Hi,
Am 26.02.19 um 18:45 schrieb Riccardo (Jack) Lucchetti:
I'm working with a panel dataset that includes a few string-valued
series, and I'm finding a few things annoying, so I'm sending this
message to the list with a two-fold purpose: (a) to hear you guys'
opinions and see of there's antything I'm missing and (b) as a reminder
to myself to work on these things as soon as possible.
- when you compute lags of a discrete variable, the "discrete" flag is
not propagated (I think it should); can anyone think of similar cases?
- similar to the above: lagging a string-valued variable does not
preserve labels. Example:
of course you can do "stringify(x_1, l)", but it's sort of annoying.
I've stumbled about the same annoying thing just recently.
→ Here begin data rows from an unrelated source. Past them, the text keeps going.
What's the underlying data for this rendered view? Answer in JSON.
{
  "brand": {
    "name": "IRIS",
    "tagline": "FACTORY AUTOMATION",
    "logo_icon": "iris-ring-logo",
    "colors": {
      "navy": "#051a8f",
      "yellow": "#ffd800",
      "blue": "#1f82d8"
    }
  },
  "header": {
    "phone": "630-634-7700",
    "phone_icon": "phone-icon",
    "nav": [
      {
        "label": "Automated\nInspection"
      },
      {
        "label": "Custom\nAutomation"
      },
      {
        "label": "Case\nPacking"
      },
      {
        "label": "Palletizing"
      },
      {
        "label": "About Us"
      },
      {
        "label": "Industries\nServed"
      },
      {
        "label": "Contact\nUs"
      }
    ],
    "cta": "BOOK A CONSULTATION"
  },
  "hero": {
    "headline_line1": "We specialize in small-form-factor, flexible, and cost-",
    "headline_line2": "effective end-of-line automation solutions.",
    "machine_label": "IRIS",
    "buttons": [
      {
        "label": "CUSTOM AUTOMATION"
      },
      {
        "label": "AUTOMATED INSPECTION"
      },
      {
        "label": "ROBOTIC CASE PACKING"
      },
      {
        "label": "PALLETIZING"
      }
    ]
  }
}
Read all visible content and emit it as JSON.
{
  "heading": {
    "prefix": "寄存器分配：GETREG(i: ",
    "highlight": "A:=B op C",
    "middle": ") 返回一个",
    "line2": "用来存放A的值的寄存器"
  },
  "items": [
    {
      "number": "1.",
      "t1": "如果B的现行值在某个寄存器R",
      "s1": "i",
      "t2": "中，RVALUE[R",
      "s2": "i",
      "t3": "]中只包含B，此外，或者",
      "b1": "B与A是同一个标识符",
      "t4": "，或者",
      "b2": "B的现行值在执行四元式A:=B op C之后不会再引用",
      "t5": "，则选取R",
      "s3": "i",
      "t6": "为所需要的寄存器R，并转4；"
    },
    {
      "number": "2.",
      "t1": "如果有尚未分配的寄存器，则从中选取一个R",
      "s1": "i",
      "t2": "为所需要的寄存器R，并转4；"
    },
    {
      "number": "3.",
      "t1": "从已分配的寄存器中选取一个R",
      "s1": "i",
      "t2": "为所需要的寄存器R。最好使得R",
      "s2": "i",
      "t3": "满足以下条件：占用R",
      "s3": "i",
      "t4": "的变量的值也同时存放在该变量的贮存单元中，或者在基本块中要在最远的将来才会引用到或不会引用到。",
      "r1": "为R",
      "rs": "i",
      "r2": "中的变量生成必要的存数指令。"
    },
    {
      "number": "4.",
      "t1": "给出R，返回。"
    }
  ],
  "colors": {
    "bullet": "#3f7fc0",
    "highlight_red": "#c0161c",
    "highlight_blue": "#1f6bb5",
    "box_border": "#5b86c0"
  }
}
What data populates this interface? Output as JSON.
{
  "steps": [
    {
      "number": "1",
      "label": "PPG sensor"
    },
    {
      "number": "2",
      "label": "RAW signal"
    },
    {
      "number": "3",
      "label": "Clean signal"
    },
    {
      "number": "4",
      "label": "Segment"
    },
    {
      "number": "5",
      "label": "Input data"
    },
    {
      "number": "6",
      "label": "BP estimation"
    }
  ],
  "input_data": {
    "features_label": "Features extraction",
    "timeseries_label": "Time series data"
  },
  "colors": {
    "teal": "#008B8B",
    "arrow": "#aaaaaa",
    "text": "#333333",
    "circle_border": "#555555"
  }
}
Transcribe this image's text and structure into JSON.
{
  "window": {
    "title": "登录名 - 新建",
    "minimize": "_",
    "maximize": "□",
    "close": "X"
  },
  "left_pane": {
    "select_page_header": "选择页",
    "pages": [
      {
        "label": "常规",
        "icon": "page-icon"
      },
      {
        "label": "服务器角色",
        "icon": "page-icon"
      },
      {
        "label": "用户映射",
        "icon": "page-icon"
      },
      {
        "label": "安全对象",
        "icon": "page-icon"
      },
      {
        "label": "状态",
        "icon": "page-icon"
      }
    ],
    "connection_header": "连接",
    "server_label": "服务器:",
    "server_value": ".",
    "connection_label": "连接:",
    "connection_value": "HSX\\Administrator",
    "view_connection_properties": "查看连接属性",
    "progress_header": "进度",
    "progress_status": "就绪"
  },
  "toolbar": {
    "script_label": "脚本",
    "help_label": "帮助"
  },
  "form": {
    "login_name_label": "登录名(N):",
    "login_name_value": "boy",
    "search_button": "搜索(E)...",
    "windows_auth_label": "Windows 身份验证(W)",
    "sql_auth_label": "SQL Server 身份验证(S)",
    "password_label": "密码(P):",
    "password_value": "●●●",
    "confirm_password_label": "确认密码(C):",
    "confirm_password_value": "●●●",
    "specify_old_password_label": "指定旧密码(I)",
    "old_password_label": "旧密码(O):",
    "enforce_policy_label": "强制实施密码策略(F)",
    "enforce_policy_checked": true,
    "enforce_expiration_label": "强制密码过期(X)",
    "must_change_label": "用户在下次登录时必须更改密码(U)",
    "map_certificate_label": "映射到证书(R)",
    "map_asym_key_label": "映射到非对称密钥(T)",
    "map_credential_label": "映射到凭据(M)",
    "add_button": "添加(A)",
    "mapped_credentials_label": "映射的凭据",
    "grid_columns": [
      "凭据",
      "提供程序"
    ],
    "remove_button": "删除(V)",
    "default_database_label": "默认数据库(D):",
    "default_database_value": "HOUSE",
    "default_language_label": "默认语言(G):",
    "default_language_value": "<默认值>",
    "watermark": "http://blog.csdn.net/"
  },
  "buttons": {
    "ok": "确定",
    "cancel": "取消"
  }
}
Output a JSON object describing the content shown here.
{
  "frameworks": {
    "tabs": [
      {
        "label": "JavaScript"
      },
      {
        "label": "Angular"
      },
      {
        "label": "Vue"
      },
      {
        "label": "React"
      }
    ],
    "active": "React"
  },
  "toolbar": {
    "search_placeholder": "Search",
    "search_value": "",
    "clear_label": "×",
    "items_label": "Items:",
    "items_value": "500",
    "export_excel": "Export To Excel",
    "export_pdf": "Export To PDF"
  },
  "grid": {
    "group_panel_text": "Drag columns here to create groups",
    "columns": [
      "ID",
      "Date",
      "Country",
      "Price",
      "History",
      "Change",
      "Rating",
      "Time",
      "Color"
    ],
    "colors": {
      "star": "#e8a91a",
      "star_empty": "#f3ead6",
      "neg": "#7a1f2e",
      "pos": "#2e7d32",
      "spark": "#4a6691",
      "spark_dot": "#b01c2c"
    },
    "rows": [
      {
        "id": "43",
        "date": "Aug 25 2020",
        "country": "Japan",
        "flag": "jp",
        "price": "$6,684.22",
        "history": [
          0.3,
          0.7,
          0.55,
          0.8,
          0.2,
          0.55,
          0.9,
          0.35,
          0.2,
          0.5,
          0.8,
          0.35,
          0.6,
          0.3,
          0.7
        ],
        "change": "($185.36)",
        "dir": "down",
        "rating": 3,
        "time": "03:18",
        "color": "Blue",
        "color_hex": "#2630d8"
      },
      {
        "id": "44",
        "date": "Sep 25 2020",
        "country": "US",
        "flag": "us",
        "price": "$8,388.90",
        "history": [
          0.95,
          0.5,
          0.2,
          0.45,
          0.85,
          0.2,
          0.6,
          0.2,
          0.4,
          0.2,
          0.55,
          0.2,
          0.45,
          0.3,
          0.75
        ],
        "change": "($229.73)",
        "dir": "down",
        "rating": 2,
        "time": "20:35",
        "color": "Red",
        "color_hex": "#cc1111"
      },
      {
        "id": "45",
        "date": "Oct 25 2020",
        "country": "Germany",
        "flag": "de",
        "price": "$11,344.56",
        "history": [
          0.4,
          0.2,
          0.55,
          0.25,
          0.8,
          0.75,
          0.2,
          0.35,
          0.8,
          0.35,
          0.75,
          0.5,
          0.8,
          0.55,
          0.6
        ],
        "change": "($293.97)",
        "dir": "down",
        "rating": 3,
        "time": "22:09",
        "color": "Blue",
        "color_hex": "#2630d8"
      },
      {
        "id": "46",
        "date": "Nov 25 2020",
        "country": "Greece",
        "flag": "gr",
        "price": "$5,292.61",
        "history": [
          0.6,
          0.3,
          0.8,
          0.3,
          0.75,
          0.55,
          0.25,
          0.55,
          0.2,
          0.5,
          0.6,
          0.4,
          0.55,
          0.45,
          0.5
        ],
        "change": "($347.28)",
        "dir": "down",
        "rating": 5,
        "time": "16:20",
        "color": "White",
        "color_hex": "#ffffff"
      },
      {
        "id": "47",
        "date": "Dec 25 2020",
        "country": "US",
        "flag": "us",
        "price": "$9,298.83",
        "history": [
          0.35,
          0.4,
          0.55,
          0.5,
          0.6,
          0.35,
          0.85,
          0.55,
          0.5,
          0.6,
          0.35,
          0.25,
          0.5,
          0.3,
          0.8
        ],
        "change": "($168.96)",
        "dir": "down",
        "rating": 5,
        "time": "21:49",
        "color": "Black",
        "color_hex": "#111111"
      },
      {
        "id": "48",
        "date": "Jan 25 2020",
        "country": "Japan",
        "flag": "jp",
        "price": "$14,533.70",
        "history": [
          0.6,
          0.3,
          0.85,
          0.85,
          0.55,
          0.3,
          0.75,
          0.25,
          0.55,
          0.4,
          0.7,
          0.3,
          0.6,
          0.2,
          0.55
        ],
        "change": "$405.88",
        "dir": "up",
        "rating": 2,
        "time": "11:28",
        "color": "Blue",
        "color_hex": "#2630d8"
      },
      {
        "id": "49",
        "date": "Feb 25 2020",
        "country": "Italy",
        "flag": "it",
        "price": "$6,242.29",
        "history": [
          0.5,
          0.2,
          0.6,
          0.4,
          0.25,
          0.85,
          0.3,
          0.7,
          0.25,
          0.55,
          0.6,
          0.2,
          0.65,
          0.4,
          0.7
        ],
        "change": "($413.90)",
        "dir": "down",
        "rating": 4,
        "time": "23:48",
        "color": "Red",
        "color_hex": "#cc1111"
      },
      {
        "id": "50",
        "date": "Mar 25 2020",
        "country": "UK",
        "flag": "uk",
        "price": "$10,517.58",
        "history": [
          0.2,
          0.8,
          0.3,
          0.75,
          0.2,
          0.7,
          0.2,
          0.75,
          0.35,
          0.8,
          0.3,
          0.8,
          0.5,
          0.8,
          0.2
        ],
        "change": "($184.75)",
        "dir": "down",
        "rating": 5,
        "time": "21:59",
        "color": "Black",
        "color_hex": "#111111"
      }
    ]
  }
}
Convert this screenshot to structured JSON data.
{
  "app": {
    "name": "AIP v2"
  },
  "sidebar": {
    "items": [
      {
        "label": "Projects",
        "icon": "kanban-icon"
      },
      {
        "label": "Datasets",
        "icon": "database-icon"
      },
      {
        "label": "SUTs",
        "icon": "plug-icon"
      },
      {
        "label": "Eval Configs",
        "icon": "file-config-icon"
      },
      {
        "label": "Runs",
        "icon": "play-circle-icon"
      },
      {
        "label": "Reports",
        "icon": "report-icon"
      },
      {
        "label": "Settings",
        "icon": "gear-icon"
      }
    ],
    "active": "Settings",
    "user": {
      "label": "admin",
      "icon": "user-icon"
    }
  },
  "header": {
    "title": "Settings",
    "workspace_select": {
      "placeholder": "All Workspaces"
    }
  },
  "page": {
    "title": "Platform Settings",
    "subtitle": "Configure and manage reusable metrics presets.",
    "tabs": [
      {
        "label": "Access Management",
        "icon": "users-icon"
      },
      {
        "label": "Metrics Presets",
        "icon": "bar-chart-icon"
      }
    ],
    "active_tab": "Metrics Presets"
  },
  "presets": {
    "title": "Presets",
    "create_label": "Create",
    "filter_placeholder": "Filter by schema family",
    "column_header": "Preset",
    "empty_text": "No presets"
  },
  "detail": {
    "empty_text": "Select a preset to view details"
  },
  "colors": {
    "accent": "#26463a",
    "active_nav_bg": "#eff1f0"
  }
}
- printing out an array of strings requires a loop if it has more
than 9
elements. In some cases, this is VERY inconvenient. I see two way to go
around this: either we introduce a "set" variable, which replaces the
hard-wired limit at 10 we have now (something like "set arrayprint 20")
or introduce an option to the print command ("--full" or similar). What
do you guys prefer?
What about introducing another function named head() as in Python's
pandas package? The user would call <head(x,n)> where
- x is either a series, list, string array or matrix
- n is an integer specifying to show the first 'n' entries (default: 5 or)
The output is printed in column-format.
Similarly, there exists the tail() function in pandas show the last n
entries.
This would also be helpful when working with huge datasets where
printing output by <print x -o> already takes quite a while...
Best,
Artur